Anything would be better than staying here, Snake had thought. Anything. Even exile. Like the dream she had been searching for, the answers slipped up into Snake’s mind, and she laughed and cried at herself for not seeing them sooner.
“Would you come with me, if you could?”
“Come with you?”
“Yes.”
“Mistress Snake — !”
“Healers adopt their children, did you know that? I didn’t realize it before, but I’ve been looking for someone for a long time.”
“But you could have anybody.”
“I want you, if you’ll have me as your parent.”
Melissa huddled against her. “They’ll never let me go,” she whispered. “I’m scared.”
Snake, stroked Melissa’s hair and stared out the window at the darkness and the scattered lights of wealthy, beautiful Mountainside. Some time later, just on the edge of sleep, Melissa whispered, “I’m scared.”
Chapter 8
Snake woke at the first rays of scarlet morning sun. Melissa was gone. She must have slipped out and returned to the stable, and Snake was afraid for her.
Snake unfolded herself from the window seat and padded back to her room, the blanket wrapped around her shoulders. The tower was silent and cool. Her room was empty. Just as well that Gabriel had left, for though she was annoyed at him she did not want to dissipate her anger. It was not he who deserved it, and she had better uses for it. After washing she dressed, looking out over the valley. The eastern peaks still shadowed much of its floor. As she watched, the darkness crept back from the stable and its geometric white-fenced paddocks. Everything was still.

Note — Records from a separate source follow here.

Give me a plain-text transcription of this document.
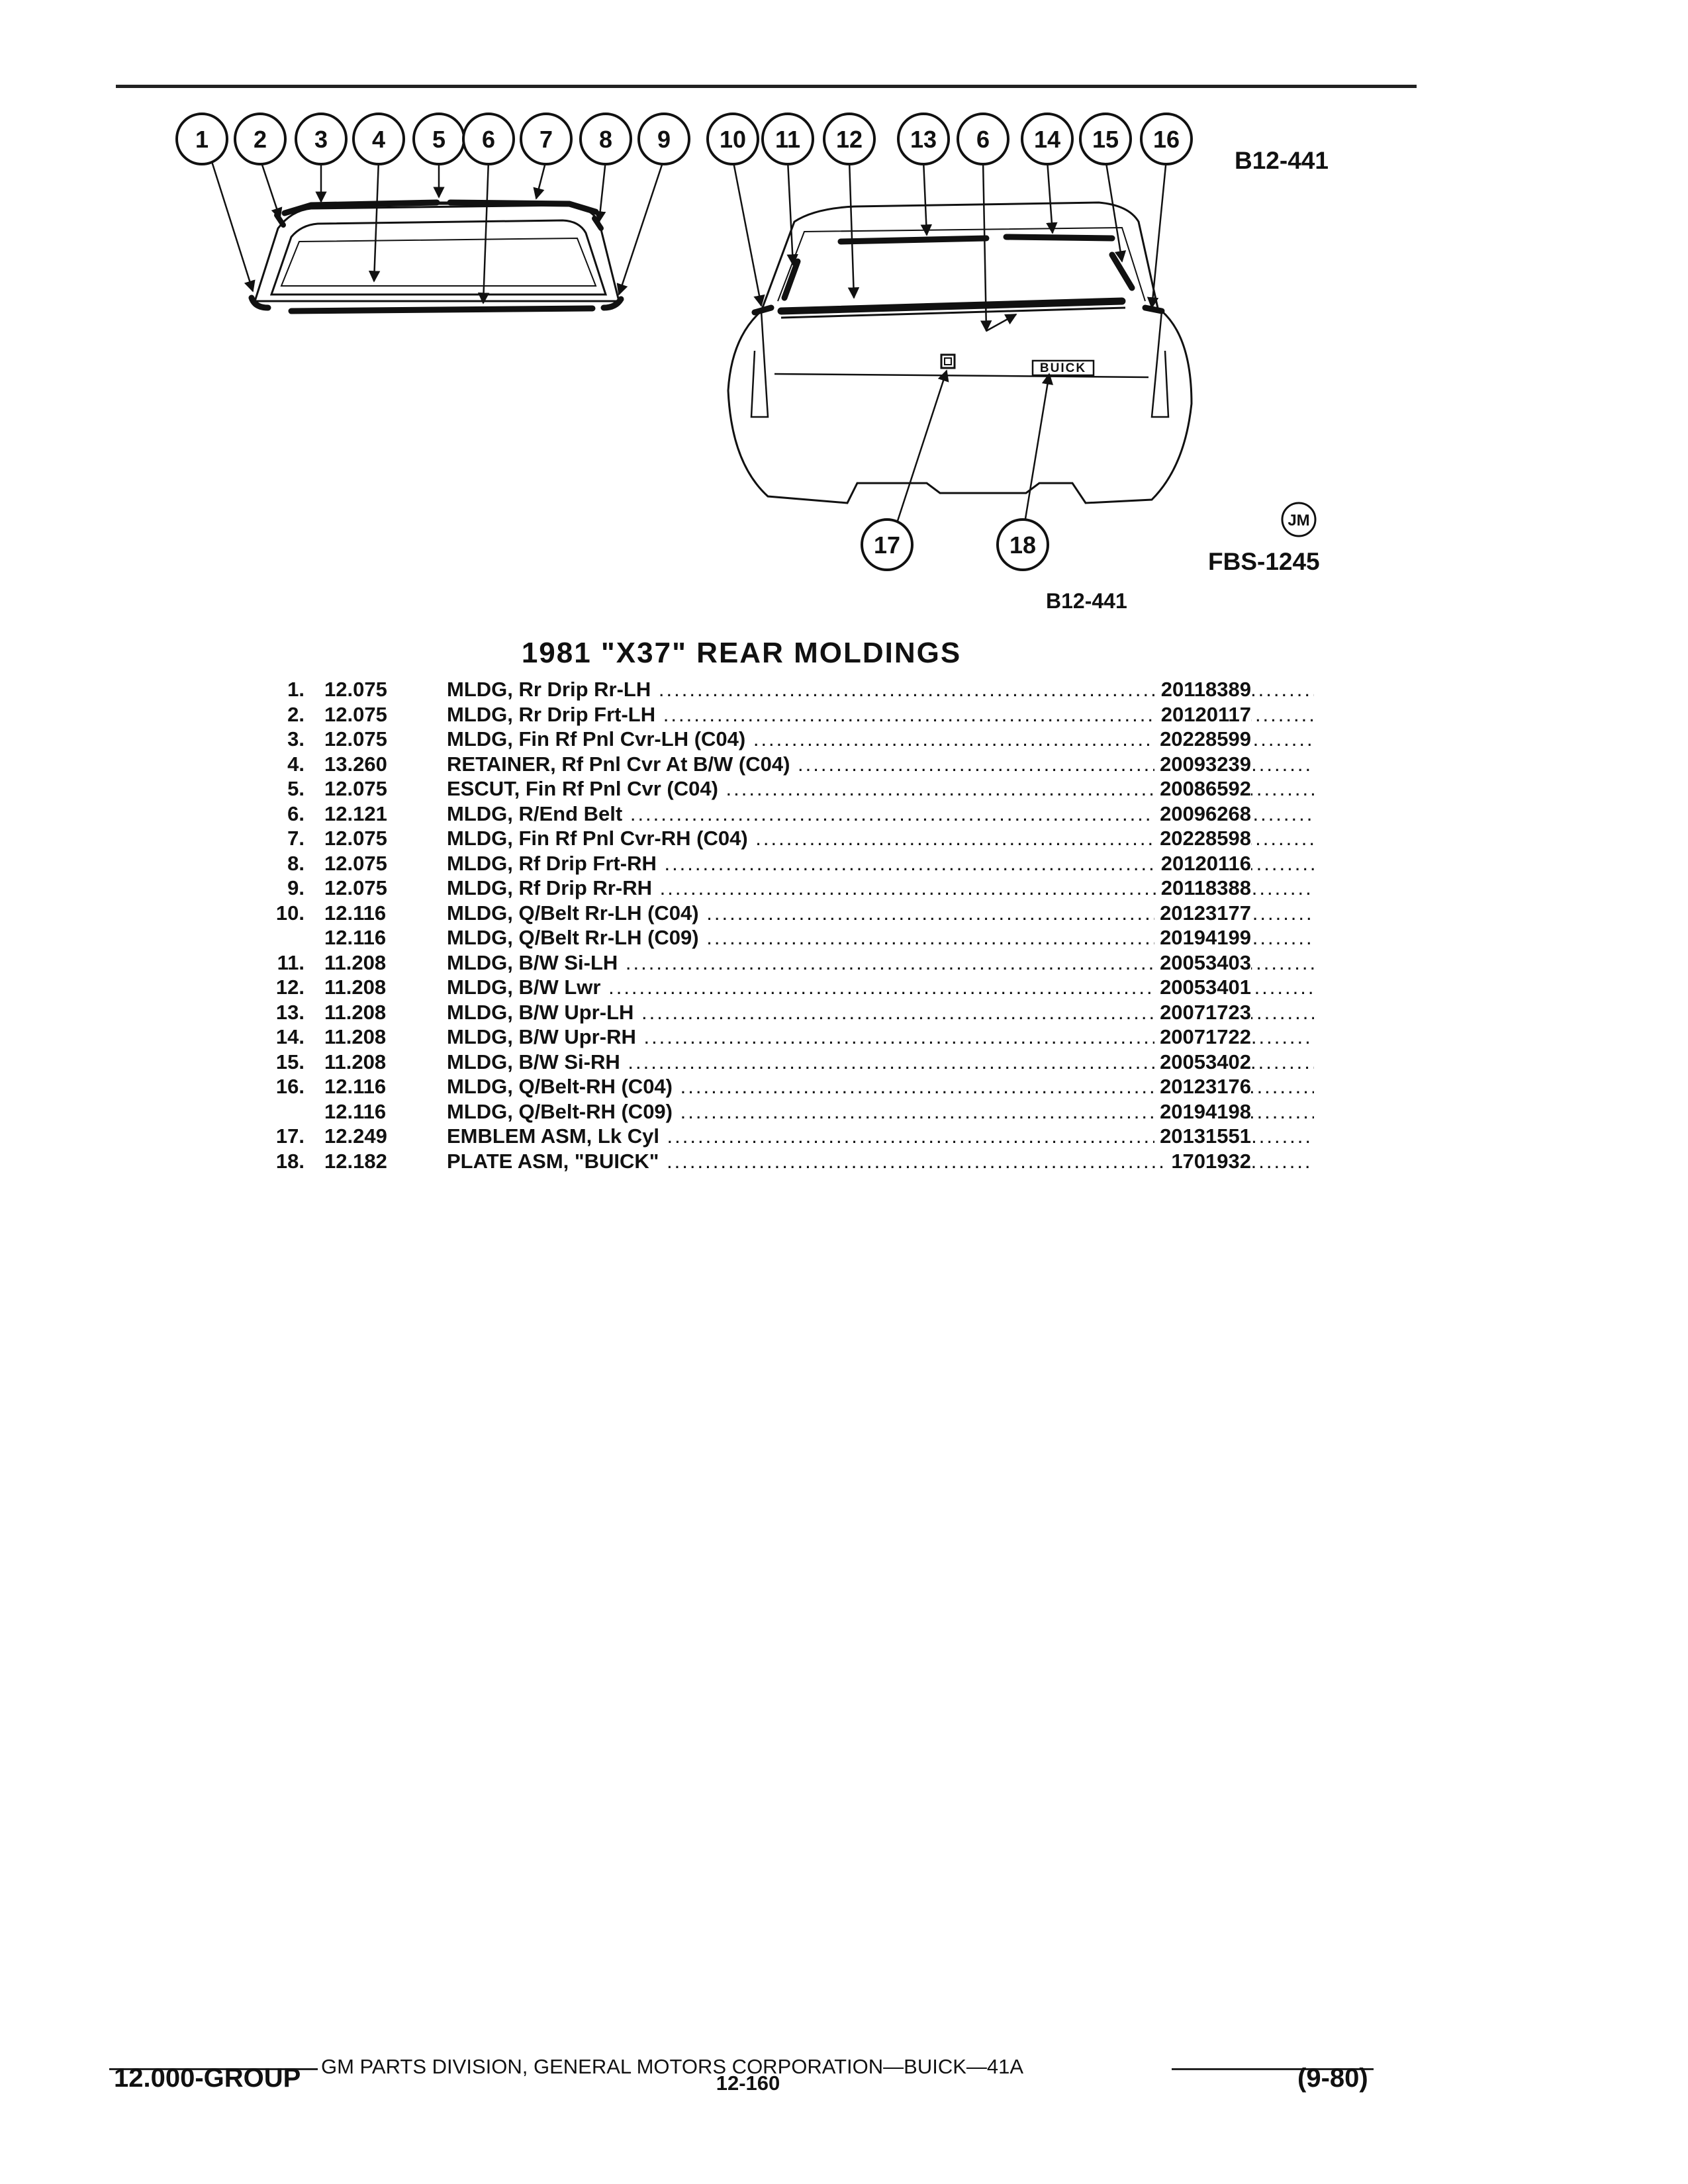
BUICK
1 2 3 4 5 6 7 8 9 10 11 12 13 6 14 15 16
17	18
JM
B12-441
FBS-1245
B12-441
1981 "X37" REAR MOLDINGS
1. 12.075	MLDG, Rr Drip Rr-LH .....	20118389
2. 12.075	MLDG, Rr Drip Frt-LH .....	20120117
3. 12.075	MLDG, Fin Rf Pnl Cvr-LH (C04) .....	20228599
4. 13.260	RETAINER, Rf Pnl Cvr At B/W (C04) .....	20093239
5. 12.075	ESCUT, Fin Rf Pnl Cvr (C04) .....	20086592
6. 12.121	MLDG, R/End Belt .....	20096268
7. 12.075	MLDG, Fin Rf Pnl Cvr-RH (C04) .....	20228598
8. 12.075	MLDG, Rf Drip Frt-RH .....	20120116
9. 12.075	MLDG, Rf Drip Rr-RH .....	20118388
10. 12.116	MLDG, Q/Belt Rr-LH (C04) .....	20123177
12.116	MLDG, Q/Belt Rr-LH (C09) .....	20194199
11. 11.208	MLDG, B/W Si-LH .....	20053403
12. 11.208	MLDG, B/W Lwr .....	20053401
13. 11.208	MLDG, B/W Upr-LH .....	20071723
14. 11.208	MLDG, B/W Upr-RH .....	20071722
15. 11.208	MLDG, B/W Si-RH .....	20053402
16. 12.116	MLDG, Q/Belt-RH (C04) .....	20123176
12.116	MLDG, Q/Belt-RH (C09) .....	20194198
17. 12.249	EMBLEM ASM, Lk Cyl .....	20131551
18. 12.182	PLATE ASM, "BUICK" .....	1701932
GM PARTS DIVISION, GENERAL MOTORS CORPORATION—BUICK—41A
12.000-GROUP	12-160	(9-80)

Suddenly, a horse strode from shade to sunlight. Tremendously lengthened, its shadow sprang from its hooves and marched like a giant through the sparkling grass. It was the big piebald stallion, with Melissa perched on his back.
The stallion broke into a canter and moved smoothly across the field. Snake wished she too were riding through the morning with the wind on her face; she could almost hear the hollow drumming of hooves on earth, smell the fragrance of new grass, see glistening dewdrops flung up by her passing.
The stallion galloped across the field, mane and tail flying. Melissa hunched close over his withers. One of the high stone boundary walls loomed before them.
Snake caught her breath, certain the stallion was out of Melissa’s control. His pace never slackened. Snake leaned forward as if she could reach out and stop them before the horse threw the child against the wall. She could see the tension in him, but Melissa sat still and calm. The horse steadied and sailed over the barrier, clean.
A few paces later his canter slowed; he trotted a few steps and then walked, sedately, grandly, toward the stable, as if he, like Melissa, were in no hurry to return.
If she had had any doubts about the truth of anything Melissa had told her, they were gone now. She had not doubted that Ras abused the child: Melissa’s distress and confusion were all too real. Snake had wondered if riding Gabriel’s horse had been an understandable fantasy, but it was equally real and it made Snake understand how difficult it might be to free her young friend. Melissa was valuable to Ras and he would not want to let her go. Snake was afraid to go straight to the mayor, with whom she had no rapport, and denounce Ras for the twisted thing he was. Who would believe her? In daylight she herself had trouble believing such a thing could ever happen, and Melissa was too frightened to accuse Ras directly. Snake did not blame her.